『10thアニバーサリー 劇場版 遊☆戯☆王 〜超融合!時空を越えた絆〜』感想

アニメ『遊戯王』シリーズのファンなので見に行ったわけなのだが、この作品が「3Dメガネを通して鑑賞する2Dアニメとしては初のフルデジタル3Dデジタルシネマ」*1であるらしいことも、鑑賞の動機のひとつだ。2Dアニメとして、はじめての試みに挑戦しているのであれば、これは見ておかんとあかんな、と。

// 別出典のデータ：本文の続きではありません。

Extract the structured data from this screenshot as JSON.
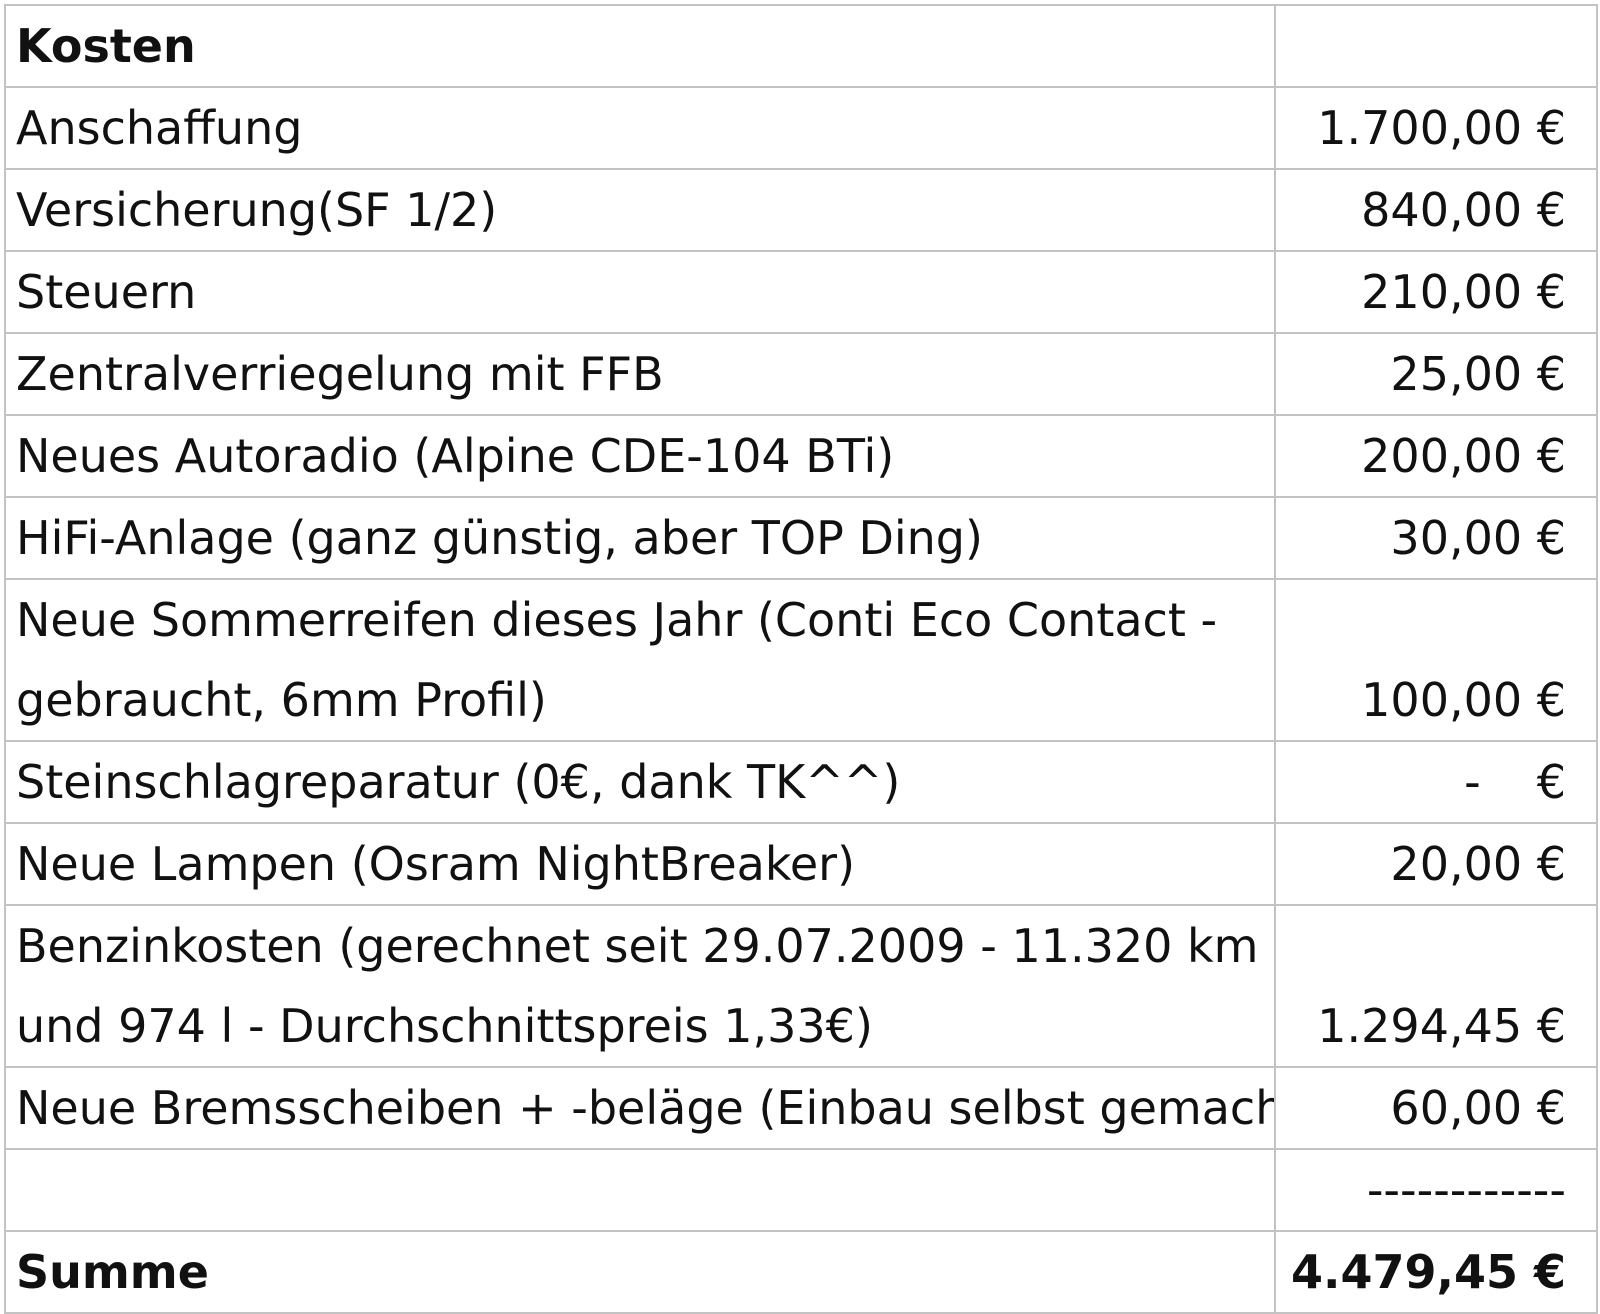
{
  "header": {
    "title": "Kosten",
    "amount": ""
  },
  "rows": [
    {
      "label": "Anschaffung",
      "amount": "1.700,00 €"
    },
    {
      "label": "Versicherung(SF 1/2)",
      "amount": "840,00 €"
    },
    {
      "label": "Steuern",
      "amount": "210,00 €"
    },
    {
      "label": "Zentralverriegelung mit FFB",
      "amount": "25,00 €"
    },
    {
      "label": "Neues Autoradio (Alpine CDE-104 BTi)",
      "amount": "200,00 €"
    },
    {
      "label": "HiFi-Anlage (ganz günstig, aber TOP Ding)",
      "amount": "30,00 €"
    },
    {
      "label": "Neue Sommerreifen dieses Jahr (Conti Eco Contact  - gebraucht, 6mm Profil)",
      "amount": "100,00 €"
    },
    {
      "label": "Steinschlagreparatur (0€, dank TK^^)",
      "amount_dash": "-",
      "amount_currency": "€"
    },
    {
      "label": "Neue Lampen (Osram NightBreaker)",
      "amount": "20,00 €"
    },
    {
      "label": "Benzinkosten (gerechnet seit 29.07.2009 - 11.320 km und 974 l - Durchschnittspreis 1,33€)",
      "amount": "1.294,45 €"
    },
    {
      "label": "Neue Bremsscheiben + -beläge (Einbau selbst gemacht)",
      "amount": "60,00 €"
    }
  ],
  "separator": "------------",
  "total": {
    "label": "Summe",
    "amount": "4.479,45 €"
  }
}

恥ずかしながらこれまで3D形式の映画を見たことがなかったので、この試みを正当に評価することはおそらく難しいのだが、まだまだ研究の余地があるように思えた。確かに、キャラクターが浮かび上がって見えたり、モンスターやD・ホイールが立体的に見えたり、というのはただそれだけでもスペクタクルであり、楽しいのだが、もっと面白くできそうな気がする。2Dアニメの特性として、立体的に見えるとは言っても、どうしても平面的であって、それをどう改善していくか、あるいはどう長所にしていくか。ともかくこの技術については、可能性を感じるので、今後に期待する。「萌えアニメ」などと呼ばれたりする、女の子がいっぱいでてくるアニメなんかで上手に使えばキャラクターがぐっと近くに感じられて楽しいんじゃないかと。おっぱいが立体的に見えたりしたら、それはわくわくするだろ。
作品それ自体についても述べておかねばならない。まあ、さして楽しい映画ではなかった。尺の短さのせいでもあるし、3人の主人公達の掛け合いの他人行儀さの故でもあるだろう(この掛け合いがこれはこれで良い気もするのだが。)。『5D's』的な生真面目さを保とうとしているように見えてしまったのが残念だ。個人的には、『GX』的な荒唐無稽な映画が見たかった(いや、十分に荒唐無稽であるとも言えようが)。「超融合」しないし。それでも、遊戯と遊星との対比で十代のキチガイぶりが際立って、それだけでも『GX』ファンとしては楽しかった。十代だけ目の輝きが違う気さえする。ただ、もろもろの不満はあるものの、D・ホイールでの走行の場面やデュエルの場面での、見た目の面白さはあり、それだけで十分であるようにも思う。